For a take on these financial institutions’ transformation, the Bulletin went to an HLS alumnus (and a former student of Professor Lucian Bebchuk’s) who has an insider’s perspective. Bo Li ’99 serves as deputy director general of the Legal Affairs Department of the People’s Bank of China, the country’s central bank and the coordinating agency in state banking reform.

As government-owned banks become publicly traded, how are corporate governance factors taken into account?

Li: In the past two decades, China has been promoting joint-stock reforms in state-owned enterprises with corporate governance at its core aimed at maximizing shareholders’ value. Reforms of state-owned banks are no exception. The reforms usually follow the same sequence. First, a state-owned bank is financially restructured by receiving additional capital from the government and stripping off nonperforming loans with the government’s assistance. Second, the bank is corporatized by becoming a joint-stock company with shareholders, a board of directors, a board of supervisors and management. Third, international and domestic strategic investors are invited to invest in the bank. Fourth, the bank is listed in Hong Kong (with simultaneous private placement in the U.S. and Europe) and, in some cases, listed in the domestic A-share market in Shanghai. Establishing and improving corporate governance is a crucial aspect of the second, third and fourth steps. Fifth, throughout (and after) the above process, the bank goes through various organizational, operational, cultural and other restructurings and reforms, with the goal of becoming a truly well-managed, market-oriented and profit-making entity. The fifth step, still under way for all such banks, is the hardest and may take the longest time. Corporate governance reform is still ongoing.

In this process, we have been facing several challenges. First, how to distinguish between the government’s role as an owner-shareholder of the bank and its role as a regulator of the bank. Second, how should the government, as an owner-shareholder of the bank, exercise its shareholder rights? Third, how to make the bank a truly market-oriented institution. We see a proper system of corporate governance as an important part of the solution to the challenges.

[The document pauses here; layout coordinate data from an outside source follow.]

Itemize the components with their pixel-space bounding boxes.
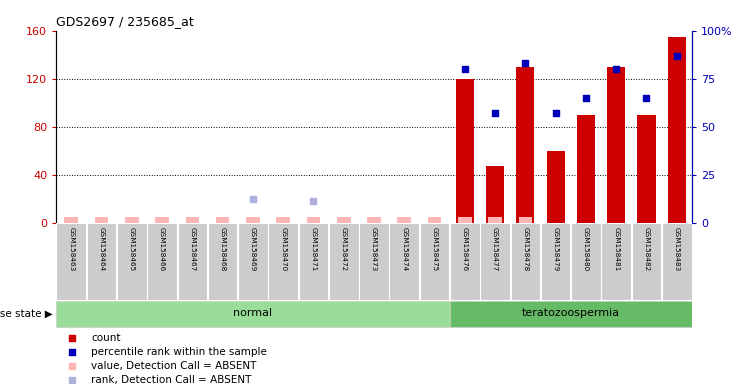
Point <box>66 349 78 355</box>
Text: normal: normal <box>233 308 272 318</box>
Bar <box>117 223 147 300</box>
Text: percentile rank within the sample: percentile rank within the sample <box>91 347 267 357</box>
Bar <box>541 223 571 300</box>
Bar <box>488 217 502 223</box>
Bar <box>571 223 601 300</box>
Text: count: count <box>91 333 120 343</box>
Bar <box>397 217 411 223</box>
Bar <box>56 223 86 300</box>
Bar <box>329 223 358 300</box>
Point <box>610 66 622 72</box>
Text: GSM158470: GSM158470 <box>280 227 286 271</box>
Bar <box>87 223 117 300</box>
Text: GSM158471: GSM158471 <box>310 227 316 271</box>
Text: GSM158468: GSM158468 <box>220 227 226 271</box>
Point <box>550 110 562 116</box>
Text: GSM158478: GSM158478 <box>522 227 528 271</box>
Bar <box>480 223 510 300</box>
Text: disease state ▶: disease state ▶ <box>0 308 52 318</box>
Bar <box>337 217 351 223</box>
Bar <box>450 301 692 327</box>
Bar <box>458 217 472 223</box>
Text: GSM158473: GSM158473 <box>371 227 377 271</box>
Text: GSM158480: GSM158480 <box>583 227 589 271</box>
Bar <box>420 223 450 300</box>
Bar <box>456 79 474 223</box>
Bar <box>246 217 260 223</box>
Bar <box>307 217 320 223</box>
Bar <box>577 115 595 223</box>
Bar <box>511 223 540 300</box>
Text: GDS2697 / 235685_at: GDS2697 / 235685_at <box>56 15 194 28</box>
Text: GSM158463: GSM158463 <box>68 227 74 271</box>
Bar <box>516 67 535 223</box>
Bar <box>390 223 419 300</box>
Point <box>489 110 501 116</box>
Text: rank, Detection Call = ABSENT: rank, Detection Call = ABSENT <box>91 375 251 384</box>
Bar <box>64 217 78 223</box>
Bar <box>298 223 328 300</box>
Bar <box>216 217 230 223</box>
Bar <box>662 223 692 300</box>
Text: teratozoospermia: teratozoospermia <box>522 308 620 318</box>
Bar <box>56 301 450 327</box>
Point <box>580 95 592 101</box>
Bar <box>95 217 108 223</box>
Text: GSM158472: GSM158472 <box>341 227 347 271</box>
Point <box>519 60 531 66</box>
Text: GSM158469: GSM158469 <box>250 227 256 271</box>
Text: GSM158465: GSM158465 <box>129 227 135 271</box>
Point <box>247 196 259 202</box>
Bar <box>547 151 565 223</box>
Point <box>307 198 319 204</box>
Bar <box>637 115 655 223</box>
Bar <box>518 217 532 223</box>
Bar <box>428 217 441 223</box>
Point <box>671 53 683 59</box>
Text: GSM158477: GSM158477 <box>492 227 498 271</box>
Bar <box>186 217 199 223</box>
Bar <box>359 223 389 300</box>
Text: GSM158475: GSM158475 <box>432 227 438 271</box>
Point <box>640 95 652 101</box>
Bar <box>607 67 625 223</box>
Point <box>459 66 470 72</box>
Bar <box>276 217 290 223</box>
Text: GSM158474: GSM158474 <box>401 227 407 271</box>
Bar <box>125 217 138 223</box>
Text: GSM158481: GSM158481 <box>613 227 619 271</box>
Text: GSM158479: GSM158479 <box>553 227 559 271</box>
Bar <box>601 223 631 300</box>
Bar <box>486 166 504 223</box>
Text: GSM158476: GSM158476 <box>462 227 468 271</box>
Bar <box>238 223 268 300</box>
Bar <box>631 223 661 300</box>
Bar <box>450 223 479 300</box>
Text: GSM158464: GSM158464 <box>99 227 105 271</box>
Bar <box>269 223 298 300</box>
Bar <box>367 217 381 223</box>
Bar <box>156 217 169 223</box>
Text: GSM158483: GSM158483 <box>674 227 680 271</box>
Text: GSM158482: GSM158482 <box>643 227 649 271</box>
Point <box>66 335 78 341</box>
Bar <box>177 223 207 300</box>
Bar <box>668 37 686 223</box>
Point <box>66 377 78 383</box>
Bar <box>208 223 237 300</box>
Point <box>66 363 78 369</box>
Text: GSM158467: GSM158467 <box>189 227 195 271</box>
Text: value, Detection Call = ABSENT: value, Detection Call = ABSENT <box>91 361 257 371</box>
Bar <box>147 223 177 300</box>
Text: GSM158466: GSM158466 <box>159 227 165 271</box>
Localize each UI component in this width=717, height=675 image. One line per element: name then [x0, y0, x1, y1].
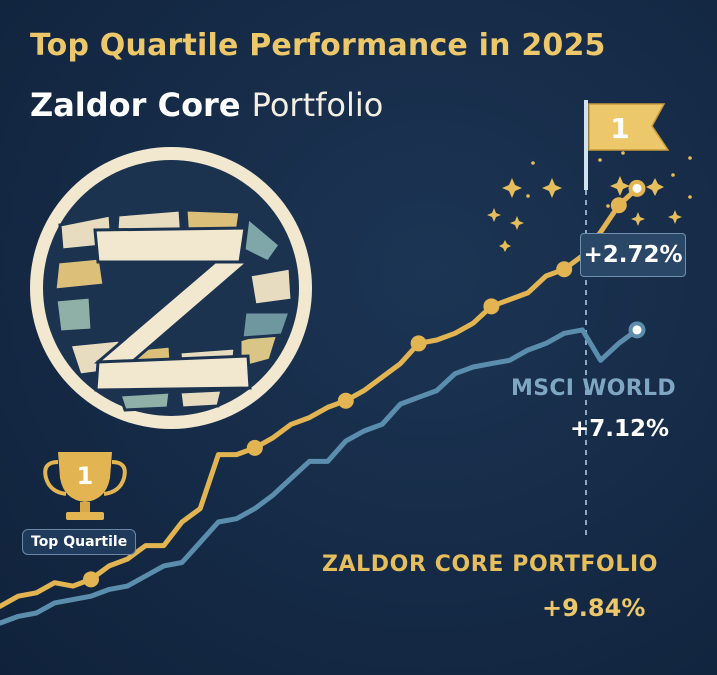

More broadly, what are the biggest corporate governance challenges facing publicly traded companies in China? How could the situation be improved?

Generally, there is a lack of appreciation of shareholders’ value in publicly traded companies. Board and management do not pay enough attention to shareholders’ value, and minority shareholders are particularly vulnerable to abuses of controlling shareholders and management. The stock market as a means of corporate governance is not well-developed. There is a lack of effective legal remedies for wronged shareholders.

China’s company law was substantially amended in 2005. Several legal mechanisms designed to protect minority shareholders and creditors, including derivative suits, piercing the corporate veil and cumulative voting, have been incorporated into the amended company law. The effectiveness of such mechanisms remains to be seen. China is also in the process of drafting its first property law, which is expected to be enacted in 2007. These new laws will help build a good legal foundation for sound corporate governance practices in China. In addition to the legislative efforts, government agencies and market participants are helping improve corporate governance in public companies. Market forces will play an important role.